Macro lenses can be pretty costly, and if you don’t want to spend that much money, extension tubes can be a much cheaper alternative. Extension tubes will go between the camera and lens and make the lens focus closer, allowing you to essentially convert a standard lens into a macro lens.
Extension tubes add a small amount of inconvenience and the quality may not be quite as good as using a good macro lens, but they can be a great option if you’re looking to get started with macro photography without breaking the bank.
A diopter is another option for getting started in macro photography without purchasing a true macro lens. The diopter is a close up filter that screws on to the end of the lens and acts like a magnifying glass.
Just like extension tubes, the quality may not be quite as good as a dedicated macro lens, but the diopter is more than capable of serving as a good starting point.
A third hand is any type of device that can be used to hold objects in place for your macro photos. This won’t be relevant for all of your macro photos, but there may be times when you need an extra hand to hold a plant or some other object right where you want it.
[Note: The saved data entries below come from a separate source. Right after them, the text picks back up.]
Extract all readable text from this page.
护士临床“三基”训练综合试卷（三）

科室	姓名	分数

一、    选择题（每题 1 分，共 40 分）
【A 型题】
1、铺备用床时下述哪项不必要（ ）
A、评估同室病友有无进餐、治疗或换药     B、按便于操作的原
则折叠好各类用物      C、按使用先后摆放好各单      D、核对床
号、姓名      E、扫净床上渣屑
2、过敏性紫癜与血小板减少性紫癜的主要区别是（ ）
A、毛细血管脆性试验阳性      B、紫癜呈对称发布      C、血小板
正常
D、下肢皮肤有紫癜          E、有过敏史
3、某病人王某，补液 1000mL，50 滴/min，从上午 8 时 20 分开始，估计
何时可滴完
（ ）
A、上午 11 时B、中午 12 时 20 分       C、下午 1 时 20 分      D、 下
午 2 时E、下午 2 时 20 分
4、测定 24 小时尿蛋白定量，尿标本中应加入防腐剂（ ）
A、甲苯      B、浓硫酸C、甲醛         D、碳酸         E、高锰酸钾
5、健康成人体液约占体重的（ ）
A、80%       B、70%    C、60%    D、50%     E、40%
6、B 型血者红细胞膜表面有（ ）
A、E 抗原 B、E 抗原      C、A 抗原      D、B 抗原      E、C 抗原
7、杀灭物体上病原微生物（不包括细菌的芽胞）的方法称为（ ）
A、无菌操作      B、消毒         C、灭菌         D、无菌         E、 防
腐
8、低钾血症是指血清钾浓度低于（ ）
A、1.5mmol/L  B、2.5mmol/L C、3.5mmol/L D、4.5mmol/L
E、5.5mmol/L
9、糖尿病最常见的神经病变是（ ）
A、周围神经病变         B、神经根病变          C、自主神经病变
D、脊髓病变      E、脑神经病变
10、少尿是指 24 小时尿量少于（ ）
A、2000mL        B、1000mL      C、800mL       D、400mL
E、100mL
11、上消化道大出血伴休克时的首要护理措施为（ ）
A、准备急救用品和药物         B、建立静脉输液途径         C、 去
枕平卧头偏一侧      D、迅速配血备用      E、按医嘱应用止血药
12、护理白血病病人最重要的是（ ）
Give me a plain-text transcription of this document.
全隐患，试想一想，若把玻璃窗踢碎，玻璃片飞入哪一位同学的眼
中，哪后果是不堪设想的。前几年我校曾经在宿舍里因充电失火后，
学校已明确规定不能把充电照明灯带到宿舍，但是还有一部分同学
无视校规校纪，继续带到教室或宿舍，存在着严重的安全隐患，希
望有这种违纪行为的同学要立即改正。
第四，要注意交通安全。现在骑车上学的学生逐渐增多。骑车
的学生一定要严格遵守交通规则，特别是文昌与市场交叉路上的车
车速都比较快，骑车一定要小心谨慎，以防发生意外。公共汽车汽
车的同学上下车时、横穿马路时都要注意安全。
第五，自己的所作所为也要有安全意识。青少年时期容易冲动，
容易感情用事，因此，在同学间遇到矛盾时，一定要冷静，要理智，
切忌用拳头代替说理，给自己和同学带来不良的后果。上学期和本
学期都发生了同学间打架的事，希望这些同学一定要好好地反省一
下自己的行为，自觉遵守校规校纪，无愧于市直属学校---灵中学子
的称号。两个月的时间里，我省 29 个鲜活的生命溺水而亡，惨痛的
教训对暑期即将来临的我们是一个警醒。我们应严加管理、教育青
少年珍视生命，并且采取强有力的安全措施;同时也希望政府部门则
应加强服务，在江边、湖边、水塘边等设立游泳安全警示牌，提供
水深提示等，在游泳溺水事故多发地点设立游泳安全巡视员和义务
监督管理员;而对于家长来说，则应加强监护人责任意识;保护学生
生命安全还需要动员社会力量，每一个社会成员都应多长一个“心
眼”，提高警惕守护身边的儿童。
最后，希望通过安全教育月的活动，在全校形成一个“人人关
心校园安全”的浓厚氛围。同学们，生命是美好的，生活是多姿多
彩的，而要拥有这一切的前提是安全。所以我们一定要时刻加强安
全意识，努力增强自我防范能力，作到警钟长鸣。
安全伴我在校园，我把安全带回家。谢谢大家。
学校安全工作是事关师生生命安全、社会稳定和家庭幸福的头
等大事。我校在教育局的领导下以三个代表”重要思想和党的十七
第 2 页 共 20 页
This could be something that you rig up with a little bit of creativity.
Flash and Diffuser
Natural light is preferred to a flash, but you may not have a lot of flexibility with some of your macro shots.
Photographing insects or small animals will require a fast shutter speed and you may need to use a small aperture (larger f-stop number) in order to get the right depth of field, so a flash may be necessary. When you do use a flash, a diffuser is recommended because it will soften the light a bit.
2. Choose Your Subject
What will you be photographing? Photographing living things may take more effort because simply finding the insect or animal can be a challenge, and then you’ll have to work without scaring them away.
On the other hand, objects like flowers or other things that you can place wherever you want will be easier to start with.